Set in 2032, Victor Daco is at the height of his career, being America’s king in all but name and official letterhead. He’s been the power behind this New Rule movement for decades, setting up this rulership step by step. Now he just has to crush the POP Watchers, a hacktivist resistance group, and have the US President sign the final piece of legislation that will allow him total authority.
This is the book I had been waiting for in this series, the tale that ties all four stories together. The history of how the ruling Houses came into being is clearly laid out, past characters (such as Victor’s daughter Irene) are mentioned or brought into play, and the entire story arc moves forward a bit as Victor’s enemies circle him like waiting sharks.

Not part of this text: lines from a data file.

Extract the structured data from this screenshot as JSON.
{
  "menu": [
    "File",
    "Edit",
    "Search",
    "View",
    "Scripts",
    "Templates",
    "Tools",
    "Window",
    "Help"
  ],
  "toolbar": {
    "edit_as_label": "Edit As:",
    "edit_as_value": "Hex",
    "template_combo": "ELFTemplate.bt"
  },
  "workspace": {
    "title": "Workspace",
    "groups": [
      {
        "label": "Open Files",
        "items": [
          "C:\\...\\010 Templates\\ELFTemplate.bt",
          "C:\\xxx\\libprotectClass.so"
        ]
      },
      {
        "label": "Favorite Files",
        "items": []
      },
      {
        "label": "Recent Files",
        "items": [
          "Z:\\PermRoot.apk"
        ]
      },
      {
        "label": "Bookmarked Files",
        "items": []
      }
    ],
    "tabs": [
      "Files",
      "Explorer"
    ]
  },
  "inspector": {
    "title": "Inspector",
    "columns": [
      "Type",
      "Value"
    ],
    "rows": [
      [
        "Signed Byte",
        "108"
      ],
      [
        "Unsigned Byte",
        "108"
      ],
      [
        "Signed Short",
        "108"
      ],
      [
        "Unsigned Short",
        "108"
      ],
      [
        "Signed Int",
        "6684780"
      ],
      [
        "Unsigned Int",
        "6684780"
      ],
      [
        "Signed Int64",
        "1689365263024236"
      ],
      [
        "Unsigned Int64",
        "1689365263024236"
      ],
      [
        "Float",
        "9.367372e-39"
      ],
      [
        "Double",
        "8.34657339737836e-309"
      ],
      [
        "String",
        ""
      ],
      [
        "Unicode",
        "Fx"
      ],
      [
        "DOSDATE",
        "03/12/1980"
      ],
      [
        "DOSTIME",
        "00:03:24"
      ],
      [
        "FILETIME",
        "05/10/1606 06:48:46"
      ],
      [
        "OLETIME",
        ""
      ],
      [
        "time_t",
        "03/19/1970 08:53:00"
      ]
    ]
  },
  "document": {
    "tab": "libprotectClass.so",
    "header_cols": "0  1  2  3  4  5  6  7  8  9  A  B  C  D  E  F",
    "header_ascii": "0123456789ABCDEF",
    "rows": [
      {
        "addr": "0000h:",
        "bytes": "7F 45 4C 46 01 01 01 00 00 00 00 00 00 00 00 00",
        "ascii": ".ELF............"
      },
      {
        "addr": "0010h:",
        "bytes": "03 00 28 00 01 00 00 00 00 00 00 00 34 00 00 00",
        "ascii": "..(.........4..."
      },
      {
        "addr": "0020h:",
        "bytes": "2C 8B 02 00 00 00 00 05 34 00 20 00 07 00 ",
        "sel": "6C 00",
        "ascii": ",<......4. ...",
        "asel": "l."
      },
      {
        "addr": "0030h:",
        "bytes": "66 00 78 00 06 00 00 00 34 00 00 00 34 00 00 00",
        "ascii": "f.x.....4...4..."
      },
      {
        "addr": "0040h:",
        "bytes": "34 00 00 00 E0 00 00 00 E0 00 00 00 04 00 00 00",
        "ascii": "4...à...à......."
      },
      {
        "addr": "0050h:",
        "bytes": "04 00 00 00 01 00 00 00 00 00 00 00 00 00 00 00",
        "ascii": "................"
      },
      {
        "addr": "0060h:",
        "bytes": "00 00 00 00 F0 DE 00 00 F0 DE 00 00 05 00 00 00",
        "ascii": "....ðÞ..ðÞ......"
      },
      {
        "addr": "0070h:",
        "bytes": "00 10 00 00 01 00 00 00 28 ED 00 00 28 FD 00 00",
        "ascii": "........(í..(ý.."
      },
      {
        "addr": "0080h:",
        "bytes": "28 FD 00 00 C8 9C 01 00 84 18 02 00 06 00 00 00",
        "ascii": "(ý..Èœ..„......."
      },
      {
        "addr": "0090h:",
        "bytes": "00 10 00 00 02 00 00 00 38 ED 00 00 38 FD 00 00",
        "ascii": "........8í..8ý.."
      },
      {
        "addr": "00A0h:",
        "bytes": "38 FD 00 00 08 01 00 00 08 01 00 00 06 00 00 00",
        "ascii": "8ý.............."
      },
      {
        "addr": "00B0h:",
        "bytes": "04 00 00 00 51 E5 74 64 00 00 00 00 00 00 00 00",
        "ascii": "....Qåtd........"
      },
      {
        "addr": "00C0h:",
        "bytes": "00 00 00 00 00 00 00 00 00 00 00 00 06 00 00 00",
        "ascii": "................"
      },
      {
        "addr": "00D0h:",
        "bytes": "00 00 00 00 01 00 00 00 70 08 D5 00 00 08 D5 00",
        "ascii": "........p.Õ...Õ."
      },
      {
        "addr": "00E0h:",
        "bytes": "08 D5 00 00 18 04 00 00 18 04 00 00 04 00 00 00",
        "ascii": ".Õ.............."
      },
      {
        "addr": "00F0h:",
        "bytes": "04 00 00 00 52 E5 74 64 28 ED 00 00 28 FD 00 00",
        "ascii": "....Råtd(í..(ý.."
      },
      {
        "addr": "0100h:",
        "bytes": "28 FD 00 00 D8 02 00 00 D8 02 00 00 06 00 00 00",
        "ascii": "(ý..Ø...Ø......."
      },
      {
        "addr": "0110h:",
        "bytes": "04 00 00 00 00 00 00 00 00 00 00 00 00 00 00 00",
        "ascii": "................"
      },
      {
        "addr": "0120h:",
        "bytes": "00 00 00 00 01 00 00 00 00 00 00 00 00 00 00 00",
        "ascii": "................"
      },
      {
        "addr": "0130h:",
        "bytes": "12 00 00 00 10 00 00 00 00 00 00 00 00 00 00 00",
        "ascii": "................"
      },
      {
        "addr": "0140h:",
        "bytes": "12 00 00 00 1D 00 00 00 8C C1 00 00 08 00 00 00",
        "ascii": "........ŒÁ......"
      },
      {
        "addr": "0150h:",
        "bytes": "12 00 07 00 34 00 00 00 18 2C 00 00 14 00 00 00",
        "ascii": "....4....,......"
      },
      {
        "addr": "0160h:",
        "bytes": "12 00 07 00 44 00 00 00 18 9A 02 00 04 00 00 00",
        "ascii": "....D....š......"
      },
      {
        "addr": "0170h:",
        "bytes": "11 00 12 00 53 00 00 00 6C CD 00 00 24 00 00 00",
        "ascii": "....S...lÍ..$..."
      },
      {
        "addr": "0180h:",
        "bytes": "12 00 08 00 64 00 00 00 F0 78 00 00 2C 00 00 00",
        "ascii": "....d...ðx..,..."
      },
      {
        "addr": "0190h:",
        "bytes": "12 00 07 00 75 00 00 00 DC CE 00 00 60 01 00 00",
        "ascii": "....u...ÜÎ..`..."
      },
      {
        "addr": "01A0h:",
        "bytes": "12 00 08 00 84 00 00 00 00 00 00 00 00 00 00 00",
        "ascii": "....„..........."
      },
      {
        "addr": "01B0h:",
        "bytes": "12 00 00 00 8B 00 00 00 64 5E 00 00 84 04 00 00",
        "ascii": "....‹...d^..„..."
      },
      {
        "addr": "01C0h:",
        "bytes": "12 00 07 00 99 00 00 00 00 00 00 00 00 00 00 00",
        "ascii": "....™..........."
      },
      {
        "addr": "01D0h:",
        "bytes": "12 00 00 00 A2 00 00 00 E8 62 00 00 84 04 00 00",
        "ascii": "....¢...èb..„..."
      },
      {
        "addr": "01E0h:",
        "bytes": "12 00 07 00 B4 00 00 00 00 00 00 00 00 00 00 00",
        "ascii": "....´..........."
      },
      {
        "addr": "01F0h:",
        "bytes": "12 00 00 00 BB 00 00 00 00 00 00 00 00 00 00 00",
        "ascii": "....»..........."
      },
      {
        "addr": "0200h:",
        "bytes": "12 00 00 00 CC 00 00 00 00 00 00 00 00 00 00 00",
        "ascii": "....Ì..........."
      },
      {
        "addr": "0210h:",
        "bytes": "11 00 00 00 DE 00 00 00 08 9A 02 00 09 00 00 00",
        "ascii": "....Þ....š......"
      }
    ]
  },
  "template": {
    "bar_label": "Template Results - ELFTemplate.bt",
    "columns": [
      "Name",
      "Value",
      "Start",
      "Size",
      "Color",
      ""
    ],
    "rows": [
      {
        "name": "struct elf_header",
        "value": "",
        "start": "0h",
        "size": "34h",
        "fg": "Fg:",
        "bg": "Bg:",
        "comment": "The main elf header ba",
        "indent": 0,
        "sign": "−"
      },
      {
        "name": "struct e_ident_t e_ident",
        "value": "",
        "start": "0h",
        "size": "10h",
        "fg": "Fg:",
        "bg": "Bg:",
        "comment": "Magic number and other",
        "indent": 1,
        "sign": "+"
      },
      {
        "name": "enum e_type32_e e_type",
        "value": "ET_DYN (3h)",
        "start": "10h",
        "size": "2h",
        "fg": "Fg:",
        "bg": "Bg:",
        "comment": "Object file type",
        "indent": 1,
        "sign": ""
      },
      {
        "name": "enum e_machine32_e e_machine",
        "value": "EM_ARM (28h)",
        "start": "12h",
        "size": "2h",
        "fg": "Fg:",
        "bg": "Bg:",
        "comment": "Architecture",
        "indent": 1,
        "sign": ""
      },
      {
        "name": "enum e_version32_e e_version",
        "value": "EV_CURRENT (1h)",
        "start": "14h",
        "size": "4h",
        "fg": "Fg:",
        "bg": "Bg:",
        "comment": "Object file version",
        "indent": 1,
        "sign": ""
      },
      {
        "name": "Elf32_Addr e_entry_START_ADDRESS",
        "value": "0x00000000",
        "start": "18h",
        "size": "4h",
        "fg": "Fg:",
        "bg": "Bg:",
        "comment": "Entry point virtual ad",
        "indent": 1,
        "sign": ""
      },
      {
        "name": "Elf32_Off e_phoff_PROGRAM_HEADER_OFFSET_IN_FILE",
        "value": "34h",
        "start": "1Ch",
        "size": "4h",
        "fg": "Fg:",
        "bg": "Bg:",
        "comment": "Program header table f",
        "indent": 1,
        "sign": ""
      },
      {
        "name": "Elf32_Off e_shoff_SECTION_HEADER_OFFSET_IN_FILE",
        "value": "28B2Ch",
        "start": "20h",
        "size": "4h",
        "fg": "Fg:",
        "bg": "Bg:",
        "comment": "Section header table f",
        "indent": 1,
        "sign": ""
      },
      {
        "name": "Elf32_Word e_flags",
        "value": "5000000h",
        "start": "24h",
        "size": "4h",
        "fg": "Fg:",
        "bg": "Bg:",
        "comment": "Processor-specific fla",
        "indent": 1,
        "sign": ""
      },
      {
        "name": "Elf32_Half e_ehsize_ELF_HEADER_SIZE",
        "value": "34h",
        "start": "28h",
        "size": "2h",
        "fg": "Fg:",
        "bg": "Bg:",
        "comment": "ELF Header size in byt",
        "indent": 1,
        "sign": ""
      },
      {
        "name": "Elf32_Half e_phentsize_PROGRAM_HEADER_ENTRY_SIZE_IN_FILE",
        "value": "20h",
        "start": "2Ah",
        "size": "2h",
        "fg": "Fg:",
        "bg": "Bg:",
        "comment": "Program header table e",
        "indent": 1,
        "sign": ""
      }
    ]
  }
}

My one quibble is that the female characters aren’t particularly important to the plot as they were in the first 2 books. Natalia, Irene’s mom, has the most lines. She is clever and elegant but nearly all of her role is to comfort Victor even as she builds up or reigns in his ego. I think she has more to give and I’m doubtful we will get to see that in future installments.
The science fiction bits were great. I love Victor’s chosen mode of transport, all the corporate spying that goes on, and cyber enhancements the rich can obtain. While I did like Victor’s fancy suit of armor, I felt the story was a little rushed in taking us from Victor the Ruthless Businessman to Victor the Iron Man. The story spends plenty of time on the political intrigue (which I like) but I would like to see this level of detail in Victor’s character arc as well.
Hispanic US President – yay! I quite love the multi-ethnic character list this series continues with. Take Victor’s college nemesis, an Arab royal, into account as well because Victor hasn’t made note of him, a failure he will regret. There’s a solid ending to this installment though I do wonder where the author will take the series from here. I expect Big Things to come about from the events of this book.
I received a free copy this book.
The Narration: The audio production and narration for this series continues to be excellent. The full cast provides a range of distinct voices for the characters. There’s also sound effects that enhance the story instead of distracting from it. I especially liked the use of this heavy metal music for this particular scene; it wasn’t loud enough to drown out the story but it was prevalent enough to make me believe the characters were having a hard time with the volume.